Gösterişli iftar sofralarının perde arkasında gözleri doymayan yarım akıllı insan kisvetlileri bir yandan midelerini doldururken bir yandan da ceplerini nasıl daha da fazla hatta çok fazla dolduracaklarının hilesini planlayan, öte yanda ise, sofrasına sıcak bir pide alamayıp halk ekmek kuyruğunda bekleyen, yanına katık etmek için bir markete giremeyip ancak market camından bakarak geçen, aynı dünyada yaşasa da ayrı dünyaların hayatlarını yaşayan bir topluluk var.
Ne yazık ki bunları içim acıyarak yazıyorum.
Günlerce sokak sokak dolaşıp halk ekmek kuyruklarından, toptan ve perakende satış hallerini gezerek bu deneyimi edindim. Her sokak başına mahalle aralarında sıkça gördüğümüz zincir olmalarının hiç bir öneminin olmadığı, zihnimize ucuz diye kazınan fakat ama aksine gross marketlerden çok daha pahalıya satış yapan fırsatçılar, halkın tuttuğu orucu bile kullanarak gözle görünür bir farkla, olması gerekenin aksine herkesin kendi fiat etiketini belirlediğini birebir gözlemleyerek yazıyorum. Birinin yokluk olması, varlık olanın umurunda değil. Nereden, nasıl alırsa alsın, almazsa aç kalsın. Yardımlaşmanın, komşusu açken tok yatamayan neslin eskilerde kaldığı acımasız, çıkarcı, hasta ruhlu bir toplum olup çıktık. Osmanlı torunu olarak bize bırakılan mirası öyle çabuk tükettik ki, insanları alın teri ile kazanmaktan ziyade hile yolu ile ya da çalmaya zorlayan bir nesil olduk. İşveren bütçesini, işci evine götüreceği ekmeği, halk aç kalma korkusunu bir yarışa çevirdi.

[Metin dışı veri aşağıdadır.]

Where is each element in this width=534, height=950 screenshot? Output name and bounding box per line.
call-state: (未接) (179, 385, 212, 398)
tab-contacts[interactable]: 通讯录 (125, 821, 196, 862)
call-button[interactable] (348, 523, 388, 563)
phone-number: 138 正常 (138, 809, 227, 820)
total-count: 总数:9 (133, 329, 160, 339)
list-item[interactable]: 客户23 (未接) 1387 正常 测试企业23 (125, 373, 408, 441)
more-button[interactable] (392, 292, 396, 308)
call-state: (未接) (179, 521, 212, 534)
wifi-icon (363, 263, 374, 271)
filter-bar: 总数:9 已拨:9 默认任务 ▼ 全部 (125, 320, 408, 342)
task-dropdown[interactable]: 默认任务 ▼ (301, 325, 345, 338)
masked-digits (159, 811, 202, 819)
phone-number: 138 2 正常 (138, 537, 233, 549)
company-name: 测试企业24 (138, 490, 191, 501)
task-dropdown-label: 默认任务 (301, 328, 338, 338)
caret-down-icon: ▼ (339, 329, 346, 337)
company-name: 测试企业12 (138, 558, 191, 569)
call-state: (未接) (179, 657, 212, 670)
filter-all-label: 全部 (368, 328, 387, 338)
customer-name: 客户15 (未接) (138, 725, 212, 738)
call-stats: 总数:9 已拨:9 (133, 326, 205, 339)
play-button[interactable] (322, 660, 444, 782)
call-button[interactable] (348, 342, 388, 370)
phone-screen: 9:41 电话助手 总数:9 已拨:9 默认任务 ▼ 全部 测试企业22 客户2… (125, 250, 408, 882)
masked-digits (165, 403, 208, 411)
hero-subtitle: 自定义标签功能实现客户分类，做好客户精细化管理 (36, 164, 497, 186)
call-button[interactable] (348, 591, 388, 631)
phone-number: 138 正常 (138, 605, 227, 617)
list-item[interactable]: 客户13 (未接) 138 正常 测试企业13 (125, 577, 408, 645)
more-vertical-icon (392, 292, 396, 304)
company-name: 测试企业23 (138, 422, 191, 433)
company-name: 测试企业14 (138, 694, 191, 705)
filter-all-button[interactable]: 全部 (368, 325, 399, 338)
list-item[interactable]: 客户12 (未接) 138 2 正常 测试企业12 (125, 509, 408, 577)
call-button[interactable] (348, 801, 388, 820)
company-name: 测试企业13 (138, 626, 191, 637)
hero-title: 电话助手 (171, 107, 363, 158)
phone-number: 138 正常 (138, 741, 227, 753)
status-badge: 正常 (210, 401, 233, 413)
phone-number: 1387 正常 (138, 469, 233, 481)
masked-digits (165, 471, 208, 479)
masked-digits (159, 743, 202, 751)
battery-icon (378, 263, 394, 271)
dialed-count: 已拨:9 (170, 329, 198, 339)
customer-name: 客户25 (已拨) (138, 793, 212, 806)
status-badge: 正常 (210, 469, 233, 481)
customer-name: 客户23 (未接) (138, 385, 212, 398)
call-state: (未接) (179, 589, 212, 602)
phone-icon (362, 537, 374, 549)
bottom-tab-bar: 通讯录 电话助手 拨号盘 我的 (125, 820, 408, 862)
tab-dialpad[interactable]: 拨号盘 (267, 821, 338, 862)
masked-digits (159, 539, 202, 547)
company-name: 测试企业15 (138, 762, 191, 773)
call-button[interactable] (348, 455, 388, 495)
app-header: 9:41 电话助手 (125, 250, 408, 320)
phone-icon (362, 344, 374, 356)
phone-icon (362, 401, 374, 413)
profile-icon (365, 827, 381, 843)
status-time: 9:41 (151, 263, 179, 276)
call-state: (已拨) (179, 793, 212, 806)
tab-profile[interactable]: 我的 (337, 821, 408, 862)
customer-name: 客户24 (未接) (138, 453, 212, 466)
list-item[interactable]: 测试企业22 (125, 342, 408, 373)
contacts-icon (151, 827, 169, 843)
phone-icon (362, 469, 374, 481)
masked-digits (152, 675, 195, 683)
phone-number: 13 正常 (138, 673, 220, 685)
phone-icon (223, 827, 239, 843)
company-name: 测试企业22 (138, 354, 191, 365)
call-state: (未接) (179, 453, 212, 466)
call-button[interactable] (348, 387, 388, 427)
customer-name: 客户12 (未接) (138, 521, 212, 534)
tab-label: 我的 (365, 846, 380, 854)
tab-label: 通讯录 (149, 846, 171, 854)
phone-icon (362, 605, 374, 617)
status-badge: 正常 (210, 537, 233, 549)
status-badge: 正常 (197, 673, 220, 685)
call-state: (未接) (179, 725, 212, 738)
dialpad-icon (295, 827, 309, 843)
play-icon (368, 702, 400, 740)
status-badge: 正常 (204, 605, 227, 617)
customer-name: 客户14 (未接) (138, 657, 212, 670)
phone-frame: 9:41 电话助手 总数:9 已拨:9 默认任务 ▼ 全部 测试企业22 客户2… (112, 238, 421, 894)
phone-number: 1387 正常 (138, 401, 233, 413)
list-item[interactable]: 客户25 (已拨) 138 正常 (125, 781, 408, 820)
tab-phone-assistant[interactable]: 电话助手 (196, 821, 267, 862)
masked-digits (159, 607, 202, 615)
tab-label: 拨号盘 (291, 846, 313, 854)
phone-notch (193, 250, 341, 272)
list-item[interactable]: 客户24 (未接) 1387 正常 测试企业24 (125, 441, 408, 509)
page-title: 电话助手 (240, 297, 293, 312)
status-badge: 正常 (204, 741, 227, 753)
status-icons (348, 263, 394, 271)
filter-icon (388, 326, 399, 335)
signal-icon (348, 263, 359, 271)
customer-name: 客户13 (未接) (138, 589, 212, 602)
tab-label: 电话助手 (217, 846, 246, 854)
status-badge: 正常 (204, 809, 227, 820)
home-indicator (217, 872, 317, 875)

İnsanlar okumuyor çünkü. Zaman öyle çabuk değişiyor ki, yeni zamana ayak uydurmak için hep bir koşturmaca. Ramazan fırsatçıları depolara yığdıkları soğanları, patatesleri ve ne yazık ki yaş sebze meyveleri sırf yerli halk ucuza yemesin, yurt dışına ihraç olmuyorsa çöp olsun prensibi ile kamyonetlerle, tırlarla, nakliyelerle çöpe döküyorlar. Cezasının caydırıcılığı olmadığından her yıl bu kötü manzara bir şekilde karşımıza çıkarken alt gelir gurubunu (alt gelir demekten nefret ediyorum. Bir nevi ırkçılık gibi gelse de bilenen gerçek.) Orta ve alt gelir grubu maalesef ki ezilen bir topluluk, yine bizim doymak bilmez aç gözlülüğümüzle üreyen bir anatomi. Alt gelir gurubu, çöpe atılan sebzeleri özellikle bu yıl yüzde altmış biri gören enflasyon nedeni ile bırakın alıp buzdolabına yerleştirmeyi manavların önünden başını çevirip geçer oldu. Her ne kadar bu adice eyleme yasal işlem yapılmış gibi gösterseler de bunun ispatını yapamazlar ve caydırıcılığı olmadığı için kabzımalcılar bencilce ve doyumsuzlukla, tok ne anlar açın halinden prensibini görmezlikten gelerek nimetleri kaldırıp göz göre göre ziyan ediyorlar. Gelir düzeyi yüksek istisna kişiler etkilenmeyebilir ama ne yazık ki bu baş edilemez hızlı pahalılık oyunu yine gelip orta düzey ve alt gelir gurubunu deyim yerindeyse on ikiden vuruyor. Acilen müdahale edilmezse bu baş edilemez pahalılığın arkasından dilenemeyen dilenciler, Knut Hamsun’un açlık kitabındaki karakterin açlıktan ceketinin cebini koparıp yediği fakat kimseye açım diyemediği gibi, meramını kimseye anlatamayacağı için evinde kuytu bir köşede dizlerini karınlarına çekip açlıktan ölecekler.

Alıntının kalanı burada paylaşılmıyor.